“Il male assoluto che distrugge ogni cosa sotto il suo cammino”. Così Cormac McCarthy descrive Chigurh. Un cacciatore definitivo, un profeta della distruzione, emissario – come Grimsrud, ma per certi versi più articolato e profondo di Grimsrud – di un male incancellabile, intrinseco al mondo in cui si muove. Un mondo in cui sa di poter sopravvivere solo diventando un flagello demoniaco, un demone spietato e privo di coscienza umana. Nel romanzo di McCarthy la psicologia di Chigurh è perfettamente delineata in ogni sfaccettatura da dialoghi memorabili – primo su tutti il confronto con la vedova Moss, in cui espone chiaramente per la prima volta la sua visione fatalista e determinista del mondo -, ma che per ragioni di ritmo non potevano trovare spazio nel thriller dei Coen. In quest’ultimo, queste mancanze sono comunque sopperite da un fattore altrettanto potente che il romanzo non potrà mai avere: Javier Bardem – lucidamente folle, lucidamente consapevole del suo ruolo di burattino in un mondo dalle trame incontrollabili. Un’interpretazione da pelle d’oca e, in quell’anno d’oro per il cinema americano che fu il 2007, dovremmo tutti ringraziare l’Academy per averlo inserito nella categoria “Non protagonisti”. Privare dell’Oscar quest’interpretazione sarebbe stato ai limiti del reato, così come quella del personaggio seguente.

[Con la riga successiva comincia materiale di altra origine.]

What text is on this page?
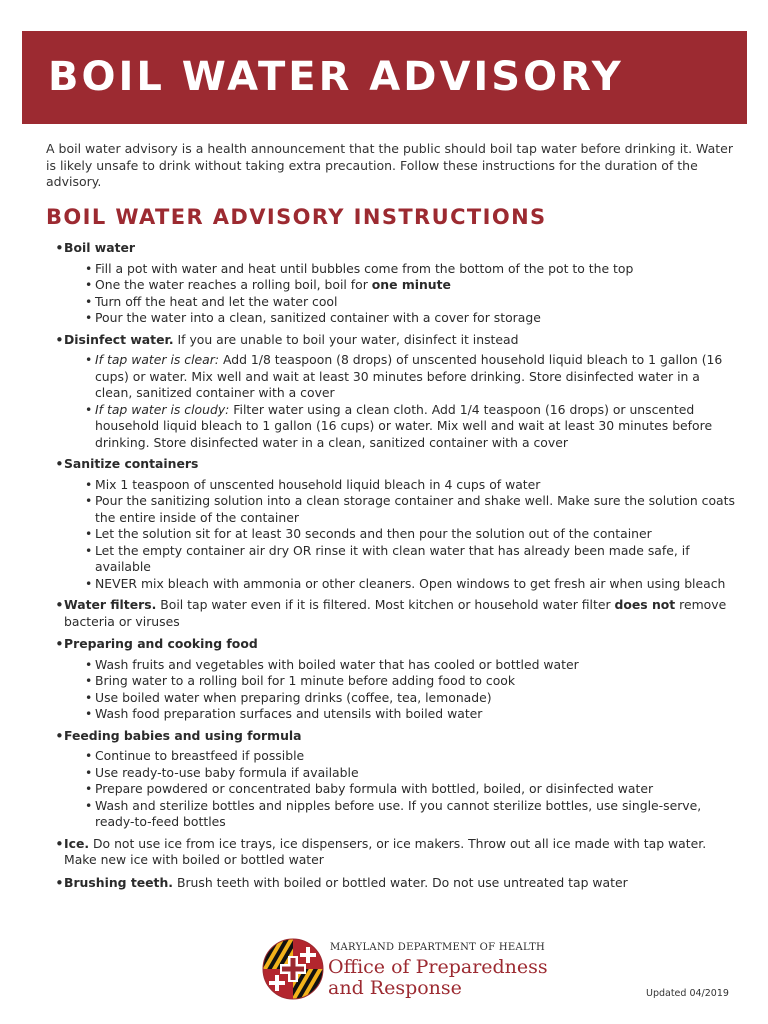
BOIL WATER ADVISORY

A boil water advisory is a health announcement that the public should boil tap water before drinking it. Water is likely unsafe to drink without taking extra precaution. Follow these instructions for the duration of the advisory.

BOIL WATER ADVISORY INSTRUCTIONS
• Boil water
• Fill a pot with water and heat until bubbles come from the bottom of the pot to the top
• One the water reaches a rolling boil, boil for one minute
• Turn off the heat and let the water cool
• Pour the water into a clean, sanitized container with a cover for storage
• Disinfect water. If you are unable to boil your water, disinfect it instead
• If tap water is clear: Add 1/8 teaspoon (8 drops) of unscented household liquid bleach to 1 gallon (16 cups) or water. Mix well and wait at least 30 minutes before drinking. Store disinfected water in a clean, sanitized container with a cover
• If tap water is cloudy: Filter water using a clean cloth. Add 1/4 teaspoon (16 drops) or unscented household liquid bleach to 1 gallon (16 cups) or water. Mix well and wait at least 30 minutes before drinking. Store disinfected water in a clean, sanitized container with a cover
• Sanitize containers
• Mix 1 teaspoon of unscented household liquid bleach in 4 cups of water
• Pour the sanitizing solution into a clean storage container and shake well. Make sure the solution coats the entire inside of the container
• Let the solution sit for at least 30 seconds and then pour the solution out of the container
• Let the empty container air dry OR rinse it with clean water that has already been made safe, if available
• NEVER mix bleach with ammonia or other cleaners. Open windows to get fresh air when using bleach
• Water filters. Boil tap water even if it is filtered. Most kitchen or household water filter does not remove bacteria or viruses
• Preparing and cooking food
• Wash fruits and vegetables with boiled water that has cooled or bottled water
• Bring water to a rolling boil for 1 minute before adding food to cook
• Use boiled water when preparing drinks (coffee, tea, lemonade)
• Wash food preparation surfaces and utensils with boiled water
• Feeding babies and using formula
• Continue to breastfeed if possible
• Use ready-to-use baby formula if available
• Prepare powdered or concentrated baby formula with bottled, boiled, or disinfected water
• Wash and sterilize bottles and nipples before use. If you cannot sterilize bottles, use single-serve, ready-to-feed bottles
• Ice. Do not use ice from ice trays, ice dispensers, or ice makers. Throw out all ice made with tap water. Make new ice with boiled or bottled water
• Brushing teeth. Brush teeth with boiled or bottled water. Do not use untreated tap water
MARYLAND DEPARTMENT OF HEALTH
Office of Preparedness
and Response	Updated 04/2019
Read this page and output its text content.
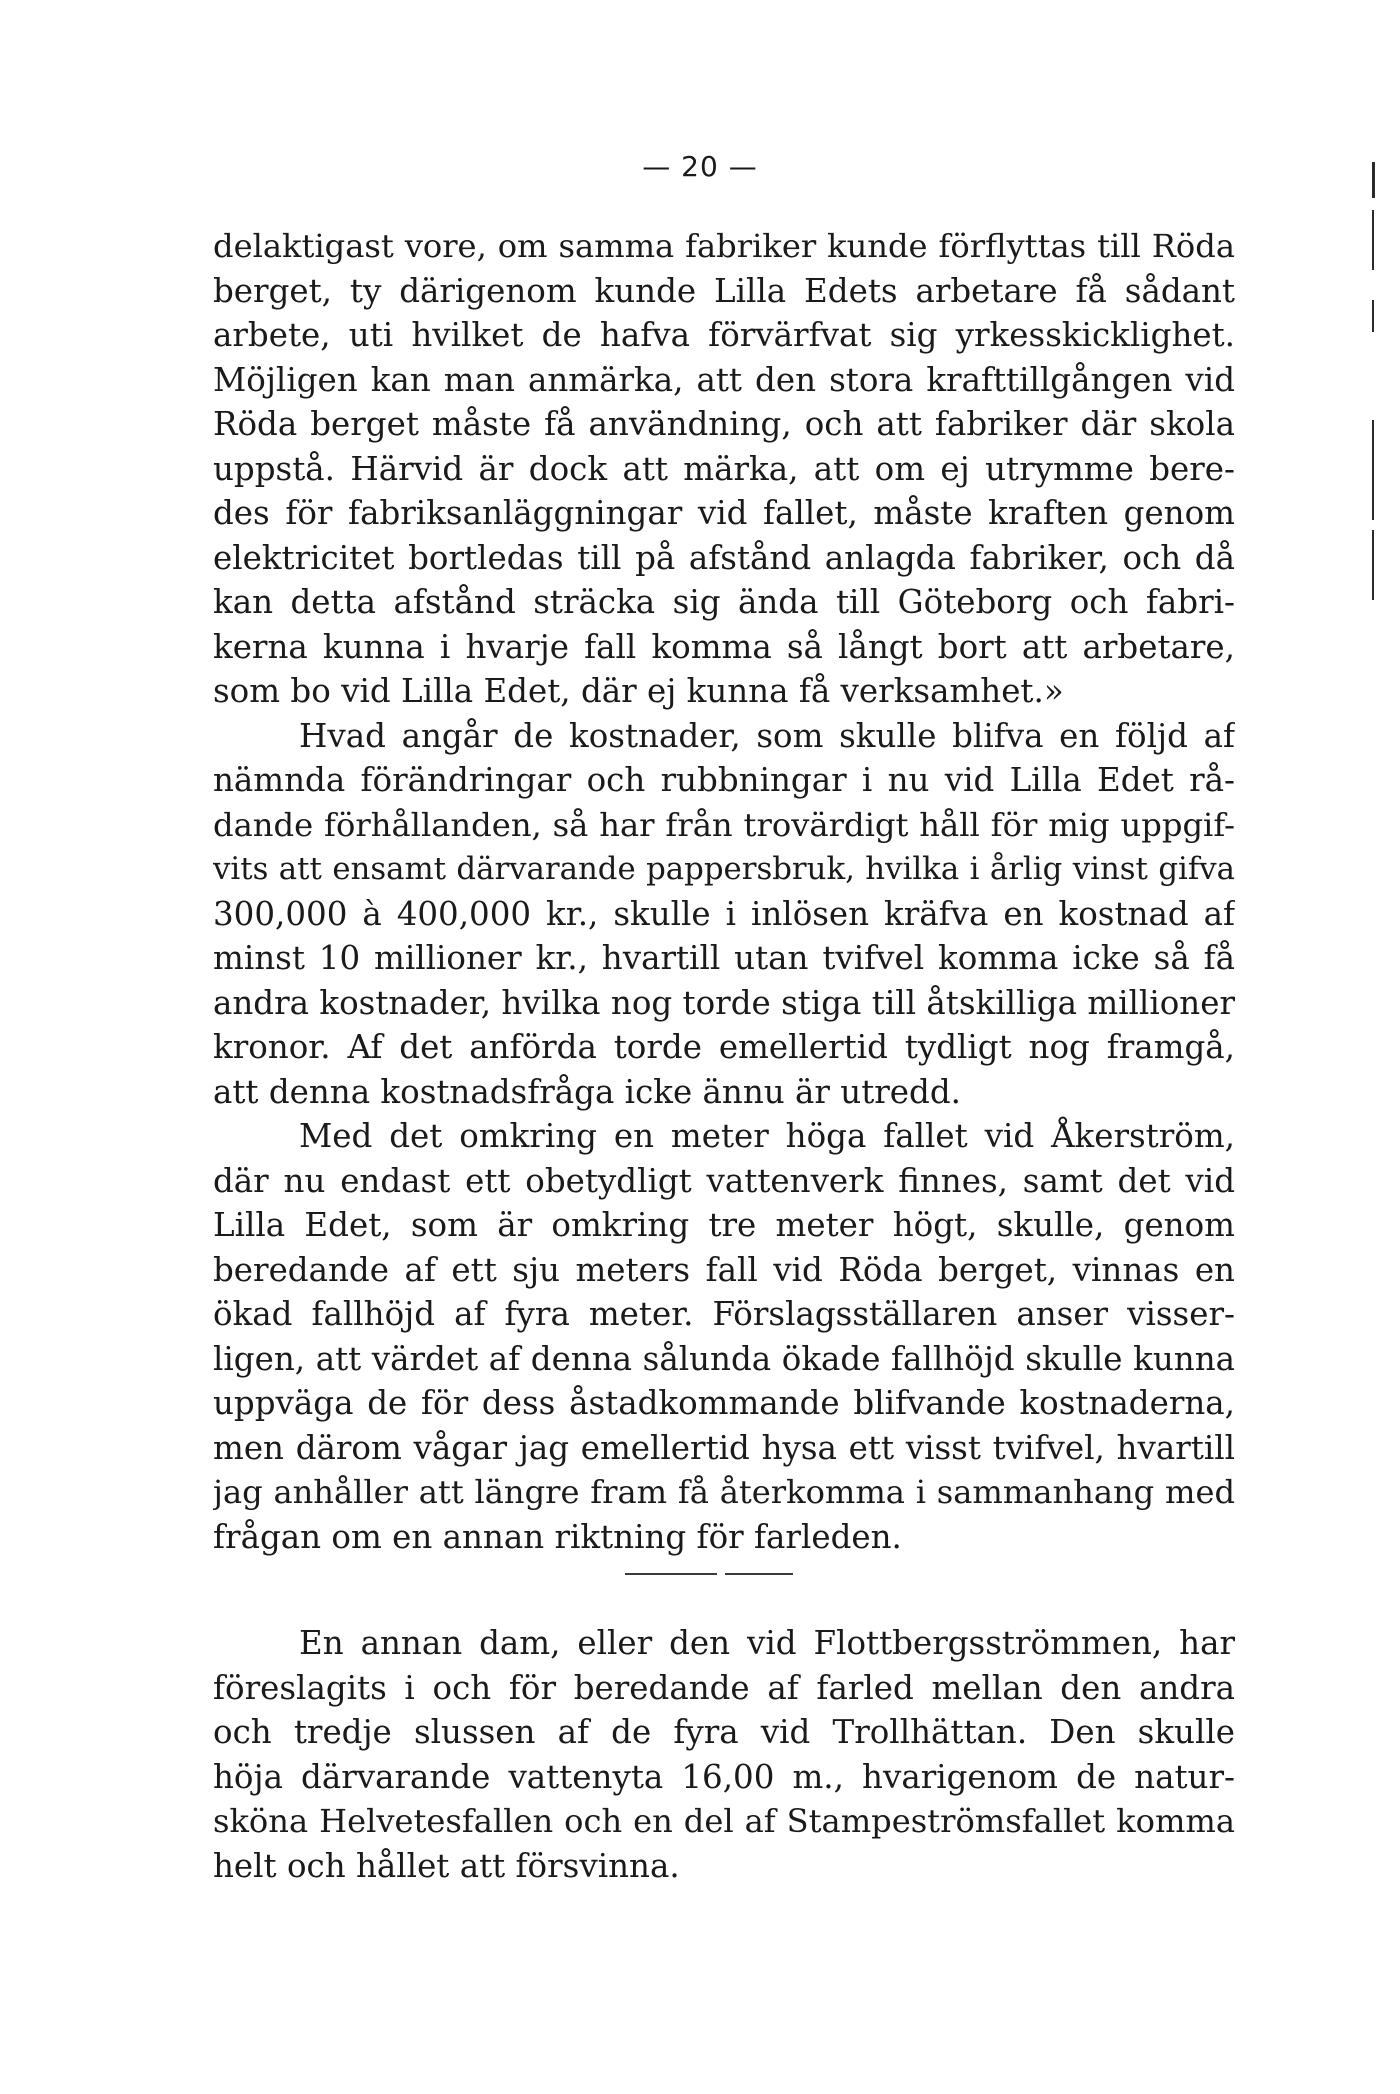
— 20 —
delaktigast vore, om samma fabriker kunde förflyttas till Röda
berget, ty därigenom kunde Lilla Edets arbetare få sådant
arbete, uti hvilket de hafva förvärfvat sig yrkesskicklighet.
Möjligen kan man anmärka, att den stora krafttillgången vid
Röda berget måste få användning, och att fabriker där skola
uppstå. Härvid är dock att märka, att om ej utrymme bere-
des för fabriksanläggningar vid fallet, måste kraften genom
elektricitet bortledas till på afstånd anlagda fabriker, och då
kan detta afstånd sträcka sig ända till Göteborg och fabri-
kerna kunna i hvarje fall komma så långt bort att arbetare,
som bo vid Lilla Edet, där ej kunna få verksamhet.»
Hvad angår de kostnader, som skulle blifva en följd af
nämnda förändringar och rubbningar i nu vid Lilla Edet rå-
dande förhållanden, så har från trovärdigt håll för mig uppgif-
vits att ensamt därvarande pappersbruk, hvilka i årlig vinst gifva
300,000 à 400,000 kr., skulle i inlösen kräfva en kostnad af
minst 10 millioner kr., hvartill utan tvifvel komma icke så få
andra kostnader, hvilka nog torde stiga till åtskilliga millioner
kronor. Af det anförda torde emellertid tydligt nog framgå,
att denna kostnadsfråga icke ännu är utredd.
Med det omkring en meter höga fallet vid Åkerström,
där nu endast ett obetydligt vattenverk finnes, samt det vid
Lilla Edet, som är omkring tre meter högt, skulle, genom
beredande af ett sju meters fall vid Röda berget, vinnas en
ökad fallhöjd af fyra meter. Förslagsställaren anser visser-
ligen, att värdet af denna sålunda ökade fallhöjd skulle kunna
uppväga de för dess åstadkommande blifvande kostnaderna,
men därom vågar jag emellertid hysa ett visst tvifvel, hvartill
jag anhåller att längre fram få återkomma i sammanhang med
frågan om en annan riktning för farleden.
En annan dam, eller den vid Flottbergsströmmen, har
föreslagits i och för beredande af farled mellan den andra
och tredje slussen af de fyra vid Trollhättan. Den skulle
höja därvarande vattenyta 16,00 m., hvarigenom de natur-
sköna Helvetesfallen och en del af Stampeströmsfallet komma
helt och hållet att försvinna.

Nel romanzo, lo sceriffo Bell identifica Chigurh come una personificazione di Mammona, un demone dalle fattezze di lupo citato nel Vangelo; un demone dedito alla cupidigia, all’avarizia, all’ingordigia, al continuo, sfrenato, insensato accumulo di beni e ricchezze, finanche a soffocarne. Forse Daniel Plainview è ancora più legato di Chigurh a quest’analogia. Un antieroe assoluto, un lupo feroce e assetato di sangue – che non esiterà “a far scorrere” ovunque si muoverà e contro chiunque possa ostacolarlo -, che divorerà progressivamente ogni cosaintorno a lui nella sua selvaggia voglia di arrivare, forse anche la sua umanità. Una parabola rude, estrema, grandiosa, priva di alcuna forma di catarsi: un personaggio memorabile, reso tale anche da un’interpretazione memorabile.
Lo xenomorfo(Alien)
A proposito di divorare, questo è indubbiamente uno dei cattivi più semplici e lineari di questa lista: nessuna particolare turba psicologica, nessun intricata parabola personale. Ciò che lo rende inquietante è la sua aura di invincibilità, la sua assoluta perfezione – come ormai chiaramente esplicitato anche in Alien: Covenant -, e soprattutto un ultimo aspetto che verrà esposto a breve. Lo xenomorfo è l’essere definitivo, capace di togliere all’uomo lo scettro di incontrastato predatore alfa, aggressivo oltre ogni limite; impossibile da controllare, impossibile poterci instaurare un dialogo, e il suo aspetto più terrificante – come già annunciato – è la sua totale inconciliabilità con qualsiasi altra specie. Piazzati in un ecosistema, gli xenomorfi tendono per loro natura ad annullare ogni altra specie – aspetto forse d’ispirazione per la saga videoludica Halo, seppur con le dovute differenze, nell’ideazione dei Flood. Come questi ultimi, rappresentano una sorte di annullamento dell’identità e della diversità, un concetto piuttosto ricorrente nella cultura americana del dopoguerra del cosiddetto maccartismo, di cui rappresentano una delle trasposizioni più efficaci e terrificanti.